Ah, PES2013 — arguably the true George Lazenby of PES games. To continue the analogy: PES6 would be the Sean Connery — because (sigh) everyone loves PES6… PES2008 the Roger Moore. PES2015 the Timothy Dalton. PES2 the Pierce Brosnan. PES2014 the Woody Allen. PES2012 the Daniel Craig. And PES5 would be the Bob Holness. (Yes, each of those named people have played James Bond in some way. You don’t have to check.)
What’s going on? Am I playing PES2013? Why am I playing PES2013?
It’s the time of year when there are lots of traditions. Huge long forum postings of high-resolution player faces have already started appearing, and will be coming to all PES forums and fansites near you over the next week or two. I’ve never been one to gaze raptly at player faces but I appreciate there are those who like doing that sort of thing. Who am I to judge them?
One tradition I subscribe to almost every year is the Old Game Hypothetical Scenario. OGHS for short.
This is when in an idle moment between the end of one game and the arrival of another, you dig out and play an older game of PES (or FIFA) and enjoy it so much that you end up saying, in all seriousness: ‘You know, if [upcoming game name] wasn’t coming out in a few weeks, I’d be happy playing [old game name] for the next year…’
OGHS works because it makes you feel all warm and fuzzy inside. It establishes football games on an equivalent footing with books and movies (because they are). Just like books and movies, football games can be critically reappraised years later, and you don’t have to wait for some Academy of Football Gaming to do it. You can fire up your old console and do it yourself!
I powered up my trusy old PS3 the other day for the first time in a few weeks. I had come to play the only Metal Gear Solid game I’ve never played (MGS: Peace Walker). Instead I saw the PES2013 disc was sitting in the system tray for reasons unknown. And, what can I say — an irresistible impulse compelled me to start ‘er up…
I’ve played three full sessions of PES2013 over the last few days, and I love it.
With caveats. There’s a need for house rules of some kind with PES2013, as most people probably remember.
What made the game a lesser light than its two close cousins (PES2012 and PES2011) were the ridiculously overpowered player development in Master League, coupled with the boots and accessories farrago, coupled with the howitzer-style shooting.
The shooting is still there, and is still sumptuous. (The halfway-line goal mentioned in the screenshot above is here.) In any ‘Best PES Shooting’ list, PES2013 would have to be near the top. (PES5 takes the crown for me, in shooting as in so much else.)
I started up a non-dev Master league, playing in Spain — fully licensed — with Atletico Madrid, because I’m shallow and I like their kits, home and away.
Original squad, because this brief window of time is no time to mess with Defaults.
Classic players ON, because it’s simply not Master League if there’s no possibility of signing Trevor Francis and Zinedine Zidane in one fell swoop.
Maybe my biggest decision was playing zero-bar passing assistance.
I recall attempting zero-bar passing back in the original Year of PES2013, along with a few commenters. We found that there seemed to be a last-third passing nerf where control seemed to be suspiciously overridden in a way that was often favourable to the AI.
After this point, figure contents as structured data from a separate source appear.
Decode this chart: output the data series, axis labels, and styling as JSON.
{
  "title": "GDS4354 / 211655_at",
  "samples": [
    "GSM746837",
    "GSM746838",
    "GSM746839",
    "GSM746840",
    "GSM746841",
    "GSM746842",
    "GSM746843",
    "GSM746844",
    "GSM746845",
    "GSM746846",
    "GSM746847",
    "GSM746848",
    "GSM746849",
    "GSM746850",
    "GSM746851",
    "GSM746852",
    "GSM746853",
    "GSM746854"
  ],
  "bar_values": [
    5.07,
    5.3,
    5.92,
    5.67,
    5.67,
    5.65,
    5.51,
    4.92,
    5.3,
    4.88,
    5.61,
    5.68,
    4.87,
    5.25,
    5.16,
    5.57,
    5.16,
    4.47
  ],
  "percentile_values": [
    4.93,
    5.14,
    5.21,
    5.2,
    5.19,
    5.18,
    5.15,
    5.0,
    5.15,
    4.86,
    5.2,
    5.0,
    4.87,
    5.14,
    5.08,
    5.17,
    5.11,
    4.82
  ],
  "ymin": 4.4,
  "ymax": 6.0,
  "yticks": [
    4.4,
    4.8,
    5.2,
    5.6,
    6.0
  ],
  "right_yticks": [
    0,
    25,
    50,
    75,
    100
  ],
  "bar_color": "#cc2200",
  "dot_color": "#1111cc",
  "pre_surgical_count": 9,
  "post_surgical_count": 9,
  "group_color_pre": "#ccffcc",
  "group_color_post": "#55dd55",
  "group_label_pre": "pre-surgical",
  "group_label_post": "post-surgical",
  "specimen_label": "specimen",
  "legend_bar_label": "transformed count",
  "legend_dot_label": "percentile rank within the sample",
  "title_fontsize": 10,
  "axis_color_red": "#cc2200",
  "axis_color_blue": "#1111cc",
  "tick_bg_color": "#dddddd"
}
This time around, I’ve yet to notice that nerf effect, and it’s been brilliant.
I haven’t scored any goals of note, but I’ve had some great matches. All on Professional difficulty. I’ve played 10, won 2, drawn 3, lost 5, including a 4-1 whupping in the Europa League group stages at the hands of FC Copenhagen, a dear old ML adversary.
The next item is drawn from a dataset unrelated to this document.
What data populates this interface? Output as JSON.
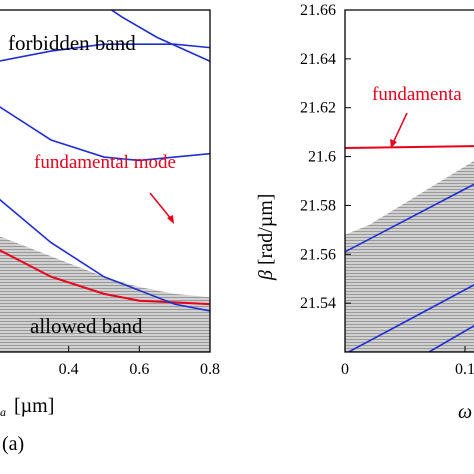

Manual passing too often breaks down due to lack of attention, and devolves into (I have to say it) FIFA-style midfield tussles and turnovers that go on too long for comfort. PES has always had a beautiful flow, and rarely gets bogged down in stalemate (PES2015 possibly excepted).
But with focus and concentration, zero-bar passing on PES2013 produces some wonderful PES+ sort of gameplay: short, sharp passes, trying to pull the opposition out of shape and expose gaps to exploit. Football 1-2-3.
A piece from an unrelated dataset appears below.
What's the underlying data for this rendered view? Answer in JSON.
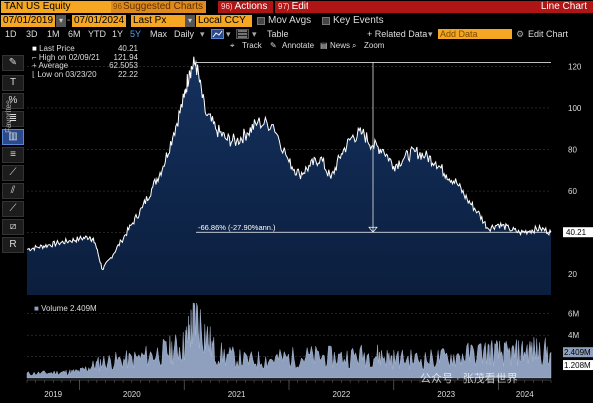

You know, if PES2016 wasn’t coming out in a few weeks, I think I’d be happy playing PES2013 for the next year.
NOTICE: This coming Friday’s post will appear at 3pm instead of the usual midday, to allow me more time to digest the PES2016 demo. It’s always fun pretending that a PES demo gives us a great deal of knowledge about what playing the final game will be like.